Falling oil prices have thrilled consumers at the gas pump but have roiled the financial markets. For investors, the question is whether this is just a hiccup in a naturally cyclical industry or, given this country’s growing proficiency as a hydrocarbon producer and its newfound role as a major force among global suppliers, the dynamics have changed to the point where the oil industry will gag on oversupply for the foreseeable future.

The energy sector is too important to ignore, and the recent tumult can be seen either as a buying opportunity in the oil patch, a chance to look at other types of energy-related companies as viable long-term investments, or both.

Kenneth Waltzer, managing director at KCS Wealth Advisory in West Los Angeles, Calif., sees the drop in oil prices as temporary and a chance to invest in good energy-related companies at bargain prices. “We favor well-capitalized companies and those with significant reserves that can be taken over by the majors,” he says.

Among the possible takeover candidates, Waltzer cited Apache. This oil and gas exploration and production outfit is an example of a company whose stock was hammered. But it has proven reserves, and that could make it an attractive target, especially among those major oil companies that would rather cost-effectively seek new sources of crude than try to extract new reserves in expensive, hard-to-drill areas.

Among the oil majors, Waltzer likes Royal Dutch Shell for its favorable balance sheet, which the Anglo-Dutch giant is using to bid $70 billion for BG in a move to dominate the market for liquefied natural gas. He also notes that refining and marketing companies such as Valero Energy have done well because their refining margins increased as the price of raw crude plummeted.

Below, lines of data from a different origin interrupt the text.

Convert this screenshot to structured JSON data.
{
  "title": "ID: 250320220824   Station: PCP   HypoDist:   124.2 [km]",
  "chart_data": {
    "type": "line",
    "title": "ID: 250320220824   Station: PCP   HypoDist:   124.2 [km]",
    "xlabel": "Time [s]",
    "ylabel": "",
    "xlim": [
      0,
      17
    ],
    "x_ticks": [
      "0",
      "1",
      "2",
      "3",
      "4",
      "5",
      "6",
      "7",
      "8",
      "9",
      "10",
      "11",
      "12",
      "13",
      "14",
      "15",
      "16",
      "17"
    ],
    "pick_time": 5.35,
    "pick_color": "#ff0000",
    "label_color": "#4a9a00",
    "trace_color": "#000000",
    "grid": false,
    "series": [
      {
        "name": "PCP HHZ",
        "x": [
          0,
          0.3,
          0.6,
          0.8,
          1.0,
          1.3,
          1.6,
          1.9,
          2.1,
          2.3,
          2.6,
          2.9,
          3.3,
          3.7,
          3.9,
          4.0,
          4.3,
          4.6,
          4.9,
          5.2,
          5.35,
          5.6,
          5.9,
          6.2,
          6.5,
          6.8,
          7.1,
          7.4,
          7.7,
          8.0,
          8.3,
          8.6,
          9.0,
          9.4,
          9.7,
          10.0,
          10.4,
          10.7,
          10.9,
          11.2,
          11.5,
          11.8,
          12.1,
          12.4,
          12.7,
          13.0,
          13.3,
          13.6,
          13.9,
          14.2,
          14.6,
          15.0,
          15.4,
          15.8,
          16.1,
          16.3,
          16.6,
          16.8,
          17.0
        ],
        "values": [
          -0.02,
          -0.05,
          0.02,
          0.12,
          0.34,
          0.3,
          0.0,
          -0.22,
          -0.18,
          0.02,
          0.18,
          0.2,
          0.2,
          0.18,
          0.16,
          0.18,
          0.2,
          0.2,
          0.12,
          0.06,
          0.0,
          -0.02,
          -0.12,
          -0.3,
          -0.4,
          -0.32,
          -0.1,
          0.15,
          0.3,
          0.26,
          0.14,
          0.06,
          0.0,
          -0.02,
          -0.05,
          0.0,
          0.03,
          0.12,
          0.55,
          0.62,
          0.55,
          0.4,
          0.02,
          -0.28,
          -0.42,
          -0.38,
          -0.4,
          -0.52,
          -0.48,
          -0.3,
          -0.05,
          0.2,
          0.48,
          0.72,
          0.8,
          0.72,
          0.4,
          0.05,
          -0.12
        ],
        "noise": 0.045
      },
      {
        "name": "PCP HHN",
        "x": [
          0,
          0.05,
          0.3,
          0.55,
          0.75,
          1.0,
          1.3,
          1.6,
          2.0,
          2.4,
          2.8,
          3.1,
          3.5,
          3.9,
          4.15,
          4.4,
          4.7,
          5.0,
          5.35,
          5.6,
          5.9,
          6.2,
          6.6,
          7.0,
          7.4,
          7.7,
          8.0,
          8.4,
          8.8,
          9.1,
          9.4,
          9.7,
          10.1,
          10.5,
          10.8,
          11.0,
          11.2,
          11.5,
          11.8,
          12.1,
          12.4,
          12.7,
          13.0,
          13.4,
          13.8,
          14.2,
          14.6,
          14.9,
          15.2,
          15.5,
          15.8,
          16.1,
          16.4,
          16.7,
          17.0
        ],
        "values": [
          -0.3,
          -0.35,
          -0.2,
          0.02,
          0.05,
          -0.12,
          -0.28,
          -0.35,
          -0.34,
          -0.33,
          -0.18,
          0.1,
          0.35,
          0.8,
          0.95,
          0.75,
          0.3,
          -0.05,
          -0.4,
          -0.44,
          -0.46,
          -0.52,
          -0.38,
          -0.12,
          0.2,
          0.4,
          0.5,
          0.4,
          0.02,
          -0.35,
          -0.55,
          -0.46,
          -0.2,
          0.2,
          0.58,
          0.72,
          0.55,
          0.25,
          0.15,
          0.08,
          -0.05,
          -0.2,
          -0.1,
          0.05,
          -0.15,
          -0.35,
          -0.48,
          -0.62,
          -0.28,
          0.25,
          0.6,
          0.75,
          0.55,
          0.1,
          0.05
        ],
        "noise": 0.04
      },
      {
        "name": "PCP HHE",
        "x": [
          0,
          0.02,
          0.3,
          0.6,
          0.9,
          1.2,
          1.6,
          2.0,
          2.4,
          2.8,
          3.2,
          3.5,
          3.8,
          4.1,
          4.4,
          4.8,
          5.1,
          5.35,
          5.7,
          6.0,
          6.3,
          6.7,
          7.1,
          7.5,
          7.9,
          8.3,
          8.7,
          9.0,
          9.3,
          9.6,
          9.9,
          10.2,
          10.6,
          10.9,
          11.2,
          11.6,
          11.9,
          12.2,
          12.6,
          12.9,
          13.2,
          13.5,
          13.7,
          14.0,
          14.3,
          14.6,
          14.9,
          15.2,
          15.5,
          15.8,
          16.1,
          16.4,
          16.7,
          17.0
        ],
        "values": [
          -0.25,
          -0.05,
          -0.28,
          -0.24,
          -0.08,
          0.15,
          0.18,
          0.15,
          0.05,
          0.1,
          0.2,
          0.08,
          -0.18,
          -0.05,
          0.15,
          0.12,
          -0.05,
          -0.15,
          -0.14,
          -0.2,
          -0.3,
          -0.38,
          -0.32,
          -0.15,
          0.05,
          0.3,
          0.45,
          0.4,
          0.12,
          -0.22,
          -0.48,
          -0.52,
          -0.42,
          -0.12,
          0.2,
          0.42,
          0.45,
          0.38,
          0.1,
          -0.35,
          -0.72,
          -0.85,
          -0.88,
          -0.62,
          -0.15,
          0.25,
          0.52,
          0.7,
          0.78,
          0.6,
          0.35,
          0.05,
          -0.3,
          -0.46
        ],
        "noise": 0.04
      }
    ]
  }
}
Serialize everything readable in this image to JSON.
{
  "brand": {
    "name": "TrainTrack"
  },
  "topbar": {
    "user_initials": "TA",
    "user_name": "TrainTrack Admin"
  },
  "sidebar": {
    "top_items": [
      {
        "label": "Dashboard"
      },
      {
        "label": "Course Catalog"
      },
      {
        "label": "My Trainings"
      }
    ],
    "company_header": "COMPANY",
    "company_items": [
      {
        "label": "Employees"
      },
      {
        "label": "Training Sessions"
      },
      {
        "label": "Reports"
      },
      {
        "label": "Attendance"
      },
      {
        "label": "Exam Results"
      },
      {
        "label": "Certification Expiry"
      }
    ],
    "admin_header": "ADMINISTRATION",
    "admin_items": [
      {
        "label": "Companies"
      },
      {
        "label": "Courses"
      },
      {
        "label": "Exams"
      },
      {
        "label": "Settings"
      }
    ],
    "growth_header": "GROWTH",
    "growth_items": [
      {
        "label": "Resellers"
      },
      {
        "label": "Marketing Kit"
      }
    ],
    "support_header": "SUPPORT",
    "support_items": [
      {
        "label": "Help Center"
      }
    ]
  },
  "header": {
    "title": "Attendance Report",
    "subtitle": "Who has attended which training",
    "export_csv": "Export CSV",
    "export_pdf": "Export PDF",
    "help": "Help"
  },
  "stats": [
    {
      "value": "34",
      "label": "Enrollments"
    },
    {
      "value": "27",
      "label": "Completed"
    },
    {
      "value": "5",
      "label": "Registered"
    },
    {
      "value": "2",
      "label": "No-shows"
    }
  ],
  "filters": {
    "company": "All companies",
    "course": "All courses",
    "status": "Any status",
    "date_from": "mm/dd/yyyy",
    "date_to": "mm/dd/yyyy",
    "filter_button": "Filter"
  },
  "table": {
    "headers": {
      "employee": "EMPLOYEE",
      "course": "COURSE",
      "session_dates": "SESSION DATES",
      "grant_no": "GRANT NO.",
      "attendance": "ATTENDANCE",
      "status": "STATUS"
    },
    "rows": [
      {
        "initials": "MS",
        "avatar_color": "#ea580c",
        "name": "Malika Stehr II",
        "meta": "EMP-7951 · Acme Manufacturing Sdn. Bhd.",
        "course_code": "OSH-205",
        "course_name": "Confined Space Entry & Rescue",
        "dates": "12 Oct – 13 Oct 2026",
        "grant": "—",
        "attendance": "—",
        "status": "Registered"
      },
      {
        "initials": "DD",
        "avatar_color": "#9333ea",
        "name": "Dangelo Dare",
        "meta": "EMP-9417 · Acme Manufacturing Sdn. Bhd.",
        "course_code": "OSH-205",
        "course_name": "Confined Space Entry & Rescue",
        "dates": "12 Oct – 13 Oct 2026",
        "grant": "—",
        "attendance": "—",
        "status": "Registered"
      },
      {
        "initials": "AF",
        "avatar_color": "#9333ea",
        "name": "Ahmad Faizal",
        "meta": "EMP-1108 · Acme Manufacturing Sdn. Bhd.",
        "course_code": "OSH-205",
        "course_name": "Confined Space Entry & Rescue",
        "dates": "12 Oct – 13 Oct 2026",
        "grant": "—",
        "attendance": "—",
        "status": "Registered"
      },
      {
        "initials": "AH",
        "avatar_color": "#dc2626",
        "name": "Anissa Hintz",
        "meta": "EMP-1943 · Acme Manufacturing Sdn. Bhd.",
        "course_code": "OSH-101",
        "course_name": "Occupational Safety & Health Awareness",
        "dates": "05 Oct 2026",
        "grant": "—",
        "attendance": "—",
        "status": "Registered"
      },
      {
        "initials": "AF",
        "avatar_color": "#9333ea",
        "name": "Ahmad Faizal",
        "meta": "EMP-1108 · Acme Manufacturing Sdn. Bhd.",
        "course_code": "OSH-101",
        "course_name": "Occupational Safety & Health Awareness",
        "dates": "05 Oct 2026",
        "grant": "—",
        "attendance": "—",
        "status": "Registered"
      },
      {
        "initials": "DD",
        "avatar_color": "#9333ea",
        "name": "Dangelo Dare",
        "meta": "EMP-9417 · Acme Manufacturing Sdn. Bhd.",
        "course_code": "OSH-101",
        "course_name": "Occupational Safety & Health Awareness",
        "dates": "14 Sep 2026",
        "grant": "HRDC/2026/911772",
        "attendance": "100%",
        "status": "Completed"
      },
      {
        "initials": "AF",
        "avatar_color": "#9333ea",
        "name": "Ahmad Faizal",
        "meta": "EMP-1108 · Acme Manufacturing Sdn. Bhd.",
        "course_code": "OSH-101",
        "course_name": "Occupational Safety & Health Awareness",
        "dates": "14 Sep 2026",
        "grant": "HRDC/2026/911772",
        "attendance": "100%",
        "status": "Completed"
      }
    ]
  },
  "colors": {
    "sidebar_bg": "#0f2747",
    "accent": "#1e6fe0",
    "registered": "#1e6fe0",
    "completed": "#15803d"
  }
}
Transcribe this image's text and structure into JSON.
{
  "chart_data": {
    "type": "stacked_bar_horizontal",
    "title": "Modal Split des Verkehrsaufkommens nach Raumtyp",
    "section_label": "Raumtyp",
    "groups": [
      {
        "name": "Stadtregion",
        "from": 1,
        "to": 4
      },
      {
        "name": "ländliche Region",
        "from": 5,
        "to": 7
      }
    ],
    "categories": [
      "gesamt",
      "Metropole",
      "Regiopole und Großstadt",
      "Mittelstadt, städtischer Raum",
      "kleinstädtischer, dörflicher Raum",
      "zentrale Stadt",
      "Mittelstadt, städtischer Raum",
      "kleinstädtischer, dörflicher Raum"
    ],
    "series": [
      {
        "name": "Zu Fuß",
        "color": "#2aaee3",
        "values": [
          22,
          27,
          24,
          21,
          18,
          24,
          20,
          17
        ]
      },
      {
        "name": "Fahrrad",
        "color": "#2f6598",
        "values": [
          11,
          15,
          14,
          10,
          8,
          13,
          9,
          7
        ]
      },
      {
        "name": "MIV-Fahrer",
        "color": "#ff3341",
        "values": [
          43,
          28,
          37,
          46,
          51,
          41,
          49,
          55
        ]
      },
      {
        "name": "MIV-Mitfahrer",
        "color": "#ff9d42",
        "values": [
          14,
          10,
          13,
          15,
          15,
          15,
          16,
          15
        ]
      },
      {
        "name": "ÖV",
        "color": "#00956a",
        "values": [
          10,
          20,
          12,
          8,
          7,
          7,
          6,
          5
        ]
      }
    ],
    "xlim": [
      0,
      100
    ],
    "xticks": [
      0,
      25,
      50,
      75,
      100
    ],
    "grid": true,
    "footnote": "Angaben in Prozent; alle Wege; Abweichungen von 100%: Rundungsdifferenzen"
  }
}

Waltzer also sees opportunities in the renewable energy space, and two of his top picks are solar company First Solar and Gamesa, a Spanish wind energy company whose operations include making the inner workings of windmills for energy generation. “That company went through very hard times when many of the government subsidies for wind energy disappeared, but over the long term it’s a place to go in wind because regardless of which windmill you use you have to have the insides,” he says.

Investment manager Nick Kaiser at Saturna Capital says his firm has reduced its holdings in oil and coal companies. “We don’t see rising dividends in Big Oil; we see cutting dividends,” he offers. “We see natural gas taking market share [from coal] because it’s more friendly to the environment, relatively speaking, and that’s probably where the biggest short-term opportunities are in the big three of coal, oil and gas.”

Kaiser is director and chief investment officer at Saturna, which last month launched both a sustainable equity and a sustainable bond mutual fund under the Saturna banner. It also manages the Sextant, Idaho and Amana mutual funds. “We’re long-term investors looking for long-term plays that will make sense,” he says, adding that his firm looks at sustainable energy sources as a way to consistently make money over the long haul.

To Kaiser, sustainable energy can include nuclear, which, despite setbacks in recent years in Germany and Japan, could be bolstered going forward as China builds more nuclear power plants to combat its air pollution problem. As part of the sustainable energy theme, Kaiser says his firm isn’t keen on renewable energy sectors that are reliant on government subsidies.

“Energy sources that require subsidies might not be sustainable, so you have to look at the government picture,” he says. “Hydro, nuclear, solar and wind do work. Parts of the U.S. have wind power that works without subsidies.”

Colm O’Connor, co-portfolio manager of the cleantech-focused Calvert Global Energy Solutions Fund, says renewable energy sources in the U.S. grew by 140 million megawatts per hour, or a 40% growth rate, from 2008 through 2013. “But that comprises a small part of overall energy consumption, so it’s growing from a small base.”

O’Connor says he expects demand for renewable energy in the U.S. to remain strong both this year and next, though the picture beyond that could be murky because solar investment tax credit (ITC) subsidies are due to expire at the end of 2016.

The ITC is a 30% federal tax credit for solar installations for both residential and commercial properties. If the current program isn’t extended, starting in 2017 the commercial credit will drop to 10% and the residential credit will be totally eliminated.

Even so, O’Connor believes the solar industry’s maturation makes it more viable than ever. “Because of price declines due to technology improvements, the industry is less reliant on subsidies and there’s a much more healthy demand picture,” he says. “Solar panel makers are profitable because their costs have declined faster than falling panel prices. I wouldn’t say solar is mainstream, but it’s certainly part of the existing energy mix. People will say it relies on subsidies, and while they’re important for solar, subsidies are important for every form of energy generation.”